How to choose a heavy-duty garden cart you won’t regret
Many times, having the right tool is the difference between a simple task and a painful one. Imagine trying to remove a wood screw with a ball peen hammer, drive a nail with a screwdriver, or paint a room with a putty knife!
The right tool for hauling any heavy or bulky load around the yard is the tow-behind poly cart, hands down. They’re easier on your body than a wheelbarrow because they make your tractor do the heavy lifting.
Heavy-duty poly bed material makes them more durable than most steel carts, which can bend, rust, and scratch more easily as they age. When choosing a heavy-duty garden cart, here are a few factors to consider:
Arguably the most important feature of any garden cart is the ability to dump the load. Factors to consider about the dumping are the release mechanism (how you physically disengage the bed latch), how the load is balanced within the bed in relation to the pivot point (this will determine how much force will be required to lift it), and the steepness of the dump angle (the best quick measurement of how completely the cart will empty without shoveling).
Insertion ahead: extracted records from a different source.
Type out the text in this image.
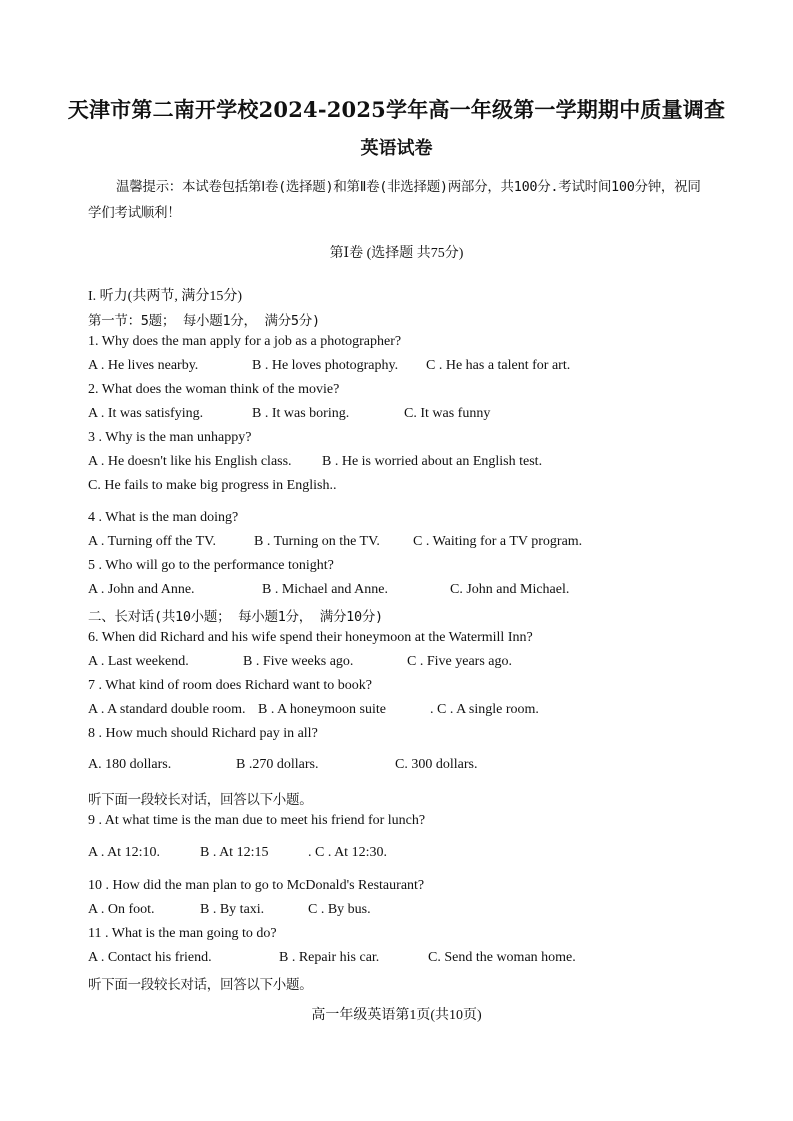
天津市第二南开学校2024-2025学年高一年级第一学期期中质量调查
英语试卷
温馨提示：本试卷包括第Ⅰ卷(选择题)和第Ⅱ卷(非选择题)两部分，共100分.考试时间100分钟，祝同学们考试顺利！
第Ⅰ卷 (选择题 共75分)
I. 听力(共两节, 满分15分)
第一节：5题； 每小题1分， 满分5分)
1. Why does the man apply for a job as a photographer?
A . He lives nearby.	B . He loves photography. C . He has a talent for art.
2. What does the woman think of the movie?
A . It was satisfying.	B . It was boring.	C. It was funny
3 . Why is the man unhappy?
A . He doesn't like his English class. B . He is worried about an English test.
C. He fails to make big progress in English..
4 . What is the man doing?
A . Turning off the TV.	B . Turning on the TV. C . Waiting for a TV program.
5 . Who will go to the performance tonight?
A . John and Anne.	B . Michael and Anne.	C. John and Michael.
二、长对话(共10小题； 每小题1分， 满分10分)
6. When did Richard and his wife spend their honeymoon at the Watermill Inn?
A . Last weekend.	B . Five weeks ago.	C . Five years ago.
7 . What kind of room does Richard want to book?
A . A standard double room. B . A honeymoon suite	. C . A single room.
8 . How much should Richard pay in all?
A. 180 dollars.	B .270 dollars.	C. 300 dollars.
听下面一段较长对话，回答以下小题。
9 . At what time is the man due to meet his friend for lunch?
A . At 12:10.	B . At 12:15	. C . At 12:30.
10 . How did the man plan to go to McDonald's Restaurant?
A . On foot.	B . By taxi.	C . By bus.
11 . What is the man going to do?
A . Contact his friend.	B . Repair his car.	C. Send the woman home.
听下面一段较长对话，回答以下小题。
高一年级英语第1页(共10页)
This is not a simple bigger-is-better decision. Capacity can be measured in both weight and volume, so check both before you make a purchase. (Word of Caution:
Some manufacturers are more “liberal” than others with their stated volume and weight capacity measurements, so it might be beneficial to check reviews as well as the marketing copy). Also, consider the size of your lawn and the density of the material you’ll be hauling most often to determine the proper volume (usually measured in cubic feet, heaped) and maximum weight requirements of your ideal cart.
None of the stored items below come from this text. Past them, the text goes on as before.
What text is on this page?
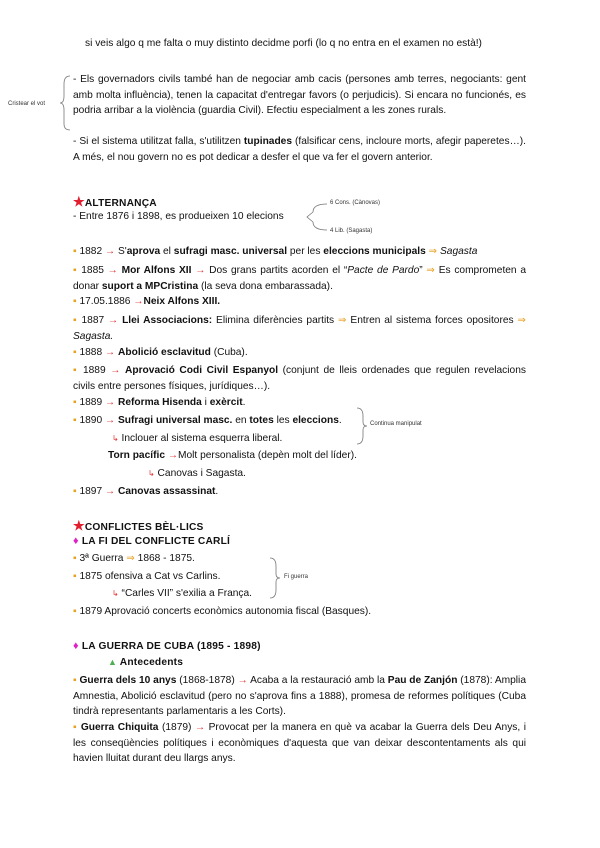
si veis algo q me falta o muy distinto decidme porfi (lo q no entra en el examen no està!)
Cristear el vot
- Els governadors civils també han de negociar amb cacis (persones amb terres, negociants: gent amb molta influència), tenen la capacitat d'entregar favors (o perjudicis). Si encara no funcionés, es podria arribar a la violència (guardia Civil). Efectiu especialment a les zones rurals.
- Si el sistema utilitzat falla, s'utilitzen tupinades (falsificar cens, incloure morts, afegir paperetes…). A més, el nou govern no es pot dedicar a desfer el que va fer el govern anterior.
★ALTERNANÇA
- Entre 1876 i 1898, es produeixen 10 elecions
6 Cons. (Cànovas)
4 Lib. (Sagasta)
▪ 1882 → S'aprova el sufragi masc. universal per les eleccions municipals ⇒ Sagasta
▪ 1885 → Mor Alfons XII → Dos grans partits acorden el “Pacte de Pardo” ⇒ Es comprometen a donar suport a MPCristina (la seva dona embarassada).
▪ 17.05.1886 →Neix Alfons XIII.
▪ 1887 → Llei Associacions: Elimina diferències partits ⇒ Entren al sistema forces opositores ⇒ Sagasta.
▪ 1888 → Abolició esclavitud (Cuba).
▪ 1889 → Aprovació Codi Civil Espanyol (conjunt de lleis ordenades que regulen revelacions civils entre persones físiques, jurídiques…).
▪ 1889 → Reforma Hisenda i exèrcit.
▪ 1890 → Sufragi universal masc. en totes les eleccions.
↳ Inclouer al sistema esquerra liberal.
Continua manipulat
Torn pacífic →Molt personalista (depèn molt del líder).
↳ Canovas i Sagasta.
▪ 1897 → Canovas assassinat.
★CONFLICTES BÈL·LICS
♦ LA FI DEL CONFLICTE CARLÍ
▪ 3ª Guerra ⇒ 1868 - 1875.
▪ 1875 ofensiva a Cat vs Carlins.
↳ “Carles VII” s'exilia a França.
Fi guerra
▪ 1879 Aprovació concerts econòmics autonomia fiscal (Basques).
♦ LA GUERRA DE CUBA (1895 - 1898)
▲ Antecedents
▪ Guerra dels 10 anys (1868-1878) → Acaba a la restauració amb la Pau de Zanjón (1878): Amplia Amnestia, Abolició esclavitud (pero no s'aprova fins a 1888), promesa de reformes polítiques (Cuba tindrà representants parlamentaris a les Corts).
▪ Guerra Chiquita (1879) → Provocat per la manera en què va acabar la Guerra dels Deu Anys, i les conseqüències polítiques i econòmiques d'aquesta que van deixar descontentaments als qui havien lluitat durant deu llargs anys.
Everything is riding on these (pun intended). The entire weight of the load is transferred through 3 points, the drawbar and the two tires. Tractor manufacturers generally state how much weight can rest on the drawbar, so the difference is all in the tires. Look at the tread pattern of the tire and the surface area that actually comes into contact with the ground. The greater the surface area, the more evenly the weight of the load will be distributed (and less ruts in the yard!).
4. The Poly-flex Technique:
The last thing you want to do when comparing utility carts is to check the rigidity and thickness of the bed. Find an area of the poly that you can get your hand around. Gauge the thickness of the material, then try to bend it. Compare both carts side by side if possible so you have a direct frame of reference. The less flex in the material, the better.
Use these criteria to help you determine the right heavy-duty garden cart for you. Factor in any product-specific features listed on the box that may be of use to you, then weigh the benefits against the price. A well-designed poly cart
should last you a while, so make sure you’re getting the one you really want!